While there may be risks to eliminating mark-to-market capital requirements, massive government intervention is riskier. Part five of “Providing Relief from the Crisis.”
This is the fifth installment of “Providing Relief from the Crisis.” Read editor-in-chief R. Emmett Tyrrell, Jr.’s introduction here.
The current financial crisis has led to unprecedented peacetime government intervention in the national economy. Approximately $8 trillion of government purchases of equity in financial institutions, loan guarantees, and other credit has flowed from various federal agencies in a matter of weeks. Those who agree with Hayek that government agents are unable to collect and process the information that is necessary to direct a modern dynamic economy, will wonder at the speed with which we have moved towards what Ludwig von Mises called “planned chaos,” and Hayek called “the road to serfdom.”
Regardless of issues, such as the risk to taxpayers, the real concern should be that we are expanding government in a way that Robert Higgs warned about in his 1987 book, Crisis and Leviathan, while ignoring a simpler noninterventionist approach.
There has been a good deal of literature on the cyclical effects of regulatory capital requirements, and in particular, mark-to-market accounting. In a 2004 paper, University of Chicago and Harvard University professors Anil Kashyap and Jeremy Stein concluded that enforcing exactly the same capital requirements during the upside and downside of business cycles has the potential to add significantly to cyclical behavior and results in inefficient credit markets. An implication of their research is that capital requirements should be lower in a downturn when the cost of capital is high.
In the current credit crunch, mark-to-market accounting has exacerbated the already pro-cyclical effects of capital requirements. Wachovia having to sell its mortgage-based securities at fire sale prices caused other financial institutions to mark the value of similar assets down, requiring them to raise capital, reduce their loans, or both.

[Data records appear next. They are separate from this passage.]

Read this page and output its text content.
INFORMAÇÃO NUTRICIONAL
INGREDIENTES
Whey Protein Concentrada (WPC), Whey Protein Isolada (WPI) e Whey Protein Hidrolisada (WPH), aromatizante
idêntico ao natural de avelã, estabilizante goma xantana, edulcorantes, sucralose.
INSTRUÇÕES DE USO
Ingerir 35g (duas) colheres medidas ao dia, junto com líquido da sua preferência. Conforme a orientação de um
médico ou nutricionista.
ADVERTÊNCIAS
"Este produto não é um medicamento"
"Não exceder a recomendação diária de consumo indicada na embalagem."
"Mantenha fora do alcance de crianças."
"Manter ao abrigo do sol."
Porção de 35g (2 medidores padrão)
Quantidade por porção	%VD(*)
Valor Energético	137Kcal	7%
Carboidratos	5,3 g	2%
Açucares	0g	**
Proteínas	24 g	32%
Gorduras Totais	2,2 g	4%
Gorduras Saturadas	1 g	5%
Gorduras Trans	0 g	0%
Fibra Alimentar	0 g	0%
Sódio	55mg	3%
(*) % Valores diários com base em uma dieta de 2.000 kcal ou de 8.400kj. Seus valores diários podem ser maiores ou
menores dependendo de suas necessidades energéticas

As mortgage-based securities decline in value no financial institution wants to hold them, the market becomes illiquid, and the sales that do occur are under distress, further reducing bank capital. Rather than reducing capital requirements in a downturn, as suggested by Kashyap and Stein, mark-to-market accounting has the effect of increasing capital requirements, leading to further contraction of credit, a scramble for capital, and declining economic activity.
Rather than the government buying banks and other financial institutions, and lending trillions of dollars to whichever firm shows up with the best lobbyist, a simple solution is to allow financial institutions to account for their assets in a fashion that allows for a value closer to the true value of the underlying asset and yet is transparent, so investors and depositors may make a rational choice as to whether to invest in or make a deposit in the institution. Individuals acting according to their own plan and taking responsibility for their actions will outperform regulation. While there may be costs to eliminating mark to market capital requirements, the alternative of massive government intervention will be much greater in the long term.